Sly: “You are some benefactor named Santa Claus.”

Jon: “And who are you supposed to be?”

Sly: “I am some freakish mutation that works in a factory making toys for greedy undeserving children.”

Suresh is even good at setting up jokes for his fellow performers to serve up as punch line. Sly warns Jon not to talk to the police, whom he refers to as the fuzz, the po po and 5-Oh. Jon later retranslates this into “I’m not supposed to talk to the fuzzy Po Po.”

Ken Hall, as Kenny, is almost as funny as Suresh. This man’s manic expression while rambling about kidnapping gloves, standing by the side of the road with beet juice on his face, or stumbling over his words explaining why he kidnapped the girl and not Bethany are show stoppers.

The only complain about this film is that there could be more Zoie Palmer. As Bethany she does not have too much screen time. (Another complaint would be that her character’s lines are a tad confusing. She tries to force Jon to help her find her daughter and when he agrees to help, she immediately asks him why.  Confusing.)

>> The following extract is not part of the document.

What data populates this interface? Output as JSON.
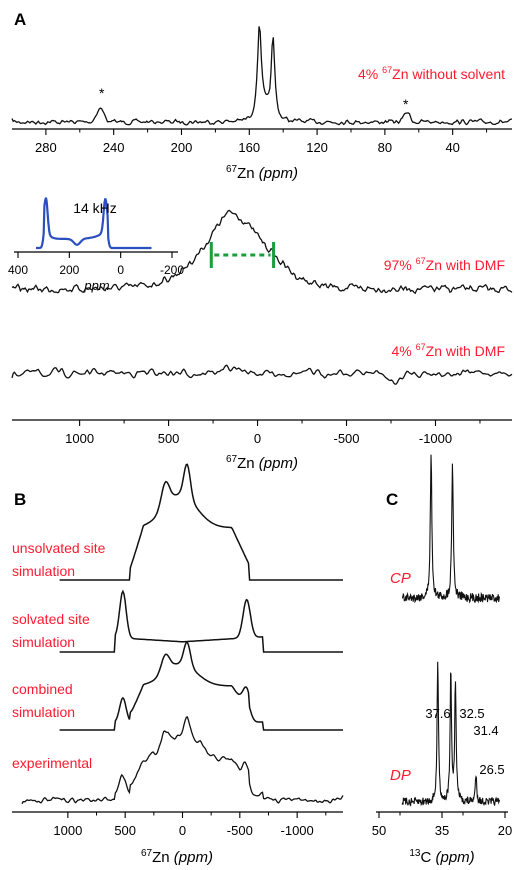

The plot could be seen as a homage to Chitty Chitty Bang Bang with it’s child catcher, certainly  Richings’ character resembles  Robert Helpmann’s child catcher although he is a lot more verbal than the sinister villain in that 1968 musical.  While the character of the child catching Yuri may be a homage to the film of the flying, and magical car, it is apparent that the whole storyline of cabbage patch babies is connected to those hideous dolls from the 1980s.

Or…the film really is a sort of musical Grimm’s fairy tale about babies found in cabbages. Either way, the movie is quirky fun with an unlikely hero and the brilliantly comic Suresh John as equally unlikely sidekick.

At 85 minutes the film is not overly long and the pacing is brisk, although it does drag in places. Streaming on US Netflix, Patch Town is great fun and while the songs are not catchy enough to stick in your head, they do, at least, help the story along.

This is a 4 out of 5 stars for originality, and it loses a star for not enough Zoie Palmer, but earns 4 just for Ken Hall and Suresh John who steal this film from Richings and Ramsay as deftly as if he were the child catcher himself.